Akhirnya Siti Hajar mendengar suara yang menyuruhnya diam. Ternyata suara itu berasal dari Malaikat. Siti Hajar diperlihatkan keajaiban berupa air yang muncul disebabkan oleh hentakan kaki Nabi Ismail yang masih bayi itu. Inilah cikal bakal air Zam Zam yang sangat terkenal itu.
Selanjutnya ia pun turun, mengisi bejana dan memberi minum putranya, Nabi Ismail. Setelah beberapa waktu berlalu, ada sebuah rombongan dari suku Jurham datang ke tempat tersebut. Mereka tinggal di sekitar air zam-zam bersama Siti Hajar dan Nabi Ismail AS. Ini semua ini atas izin dari Siti Hajar.
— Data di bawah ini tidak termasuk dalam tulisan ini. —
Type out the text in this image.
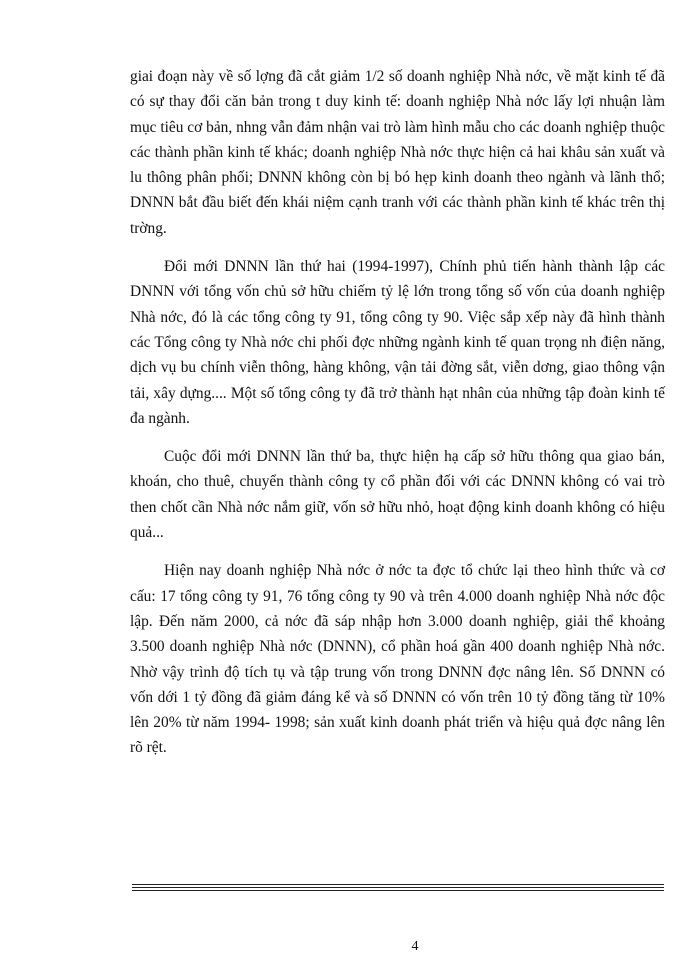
giai đoạn này về số lợng đã cắt giảm 1/2 số doanh nghiệp Nhà nớc, về mặt kinh tế đã có sự thay đổi căn bản trong t duy kinh tế: doanh nghiệp Nhà nớc lấy lợi nhuận làm mục tiêu cơ bản, nhng vẫn đảm nhận vai trò làm hình mẫu cho các doanh nghiệp thuộc các thành phần kinh tế khác; doanh nghiệp Nhà nớc thực hiện cả hai khâu sản xuất và lu thông phân phối; DNNN không còn bị bó hẹp kinh doanh theo ngành và lãnh thổ; DNNN bắt đầu biết đến khái niệm cạnh tranh với các thành phần kinh tế khác trên thị trờng.

Đổi mới DNNN lần thứ hai (1994-1997), Chính phủ tiến hành thành lập các DNNN với tổng vốn chủ sở hữu chiếm tỷ lệ lớn trong tổng số vốn của doanh nghiệp Nhà nớc, đó là các tổng công ty 91, tổng công ty 90. Việc sắp xếp này đã hình thành các Tổng công ty Nhà nớc chi phối đợc những ngành kinh tế quan trọng nh điện năng, dịch vụ bu chính viễn thông, hàng không, vận tải đờng sắt, viễn dơng, giao thông vận tải, xây dựng.... Một số tổng công ty đã trở thành hạt nhân của những tập đoàn kinh tế đa ngành.

Cuộc đổi mới DNNN lần thứ ba, thực hiện hạ cấp sở hữu thông qua giao bán, khoán, cho thuê, chuyển thành công ty cổ phần đối với các DNNN không có vai trò then chốt cần Nhà nớc nắm giữ, vốn sở hữu nhỏ, hoạt động kinh doanh không có hiệu quả...

Hiện nay doanh nghiệp Nhà nớc ở nớc ta đợc tổ chức lại theo hình thức và cơ cấu: 17 tổng công ty 91, 76 tổng công ty 90 và trên 4.000 doanh nghiệp Nhà nớc độc lập. Đến năm 2000, cả nớc đã sáp nhập hơn 3.000 doanh nghiệp, giải thể khoảng 3.500 doanh nghiệp Nhà nớc (DNNN), cổ phần hoá gần 400 doanh nghiệp Nhà nớc. Nhờ vậy trình độ tích tụ và tập trung vốn trong DNNN đợc nâng lên. Số DNNN có vốn dới 1 tỷ đồng đã giảm đáng kể và số DNNN có vốn trên 10 tỷ đồng tăng từ 10% lên 20% từ năm 1994- 1998; sản xuất kinh doanh phát triển và hiệu quả đợc nâng lên rõ rệt.

4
Sa'i merupakan salah satu rukun haji dan umrah yang dilakukan dengan berlari-lari bolak balik tujuh kali dari Bukit Safa ke Bukit Marwah, dan sebaliknya. Dua bukit itu berjarak sekitar 405 meter (dalam literatur lain disebutkan 450 meter). 
Safa adalah bukit kecil di sebelah selatan Ka'bah. Bukit ini menjadi titik awal pelaksanaan sa'i. Sedangkan Marwah bukit kecil di sebelah utara Safa. Marwah menjadi titik akhir pelaksanaan sa'i.
Sa'i melekat erat dengan riwayat Siti Hajar, wanita mulia yang ditinggalkan di padang pasir tandus oleh Nabi Ibrahim AS, sang suami, atas perintah Allah SWT.  Saat itu Siti Hajar ditemani sang putra, Ismail AS, yang masih bayi berjuang mempertahankan hidup. Karena itu sa'i menjadi napak tilas perjuangan dan penderitaan Siti Hajar.
Dalam riwayatnya, sebelum Siti Hajar dan Ismail ditinggal di tanah gersang itu, Mekah merupakan wilayah tanpa penghuni setelah peristiwa banjir di zaman Nabi Nuh. Sedangkan Ka'bah tinggal berupa gundukan batu bulat tanpa ada seorang pun yang merawatnya.
Saat itu, Allah SWT menghendaki Ibrahim AS yang tinggal di Kanaan (Palestina) pergi jauh melintas padang pasir panas dan gersang bersama anak dan istrinya, ke wilayah bernama Hijaz. Belakangan diketahui Hijaz itulah letak Baitullah yang rusak karena banjir bah. 
Setelah tiba di tempat sesuai perintah Allah SWT, Nabi Ibrahim AS segera kembali ke Palestina dan tanpa berkata apa-apa ditinggalkannya sang istri dan bayi yang sangat didambakannya selama hidupnya. Ibrahim hanya meninggalkan sekantung kurma dan air sebagai bekal Siti Hajar.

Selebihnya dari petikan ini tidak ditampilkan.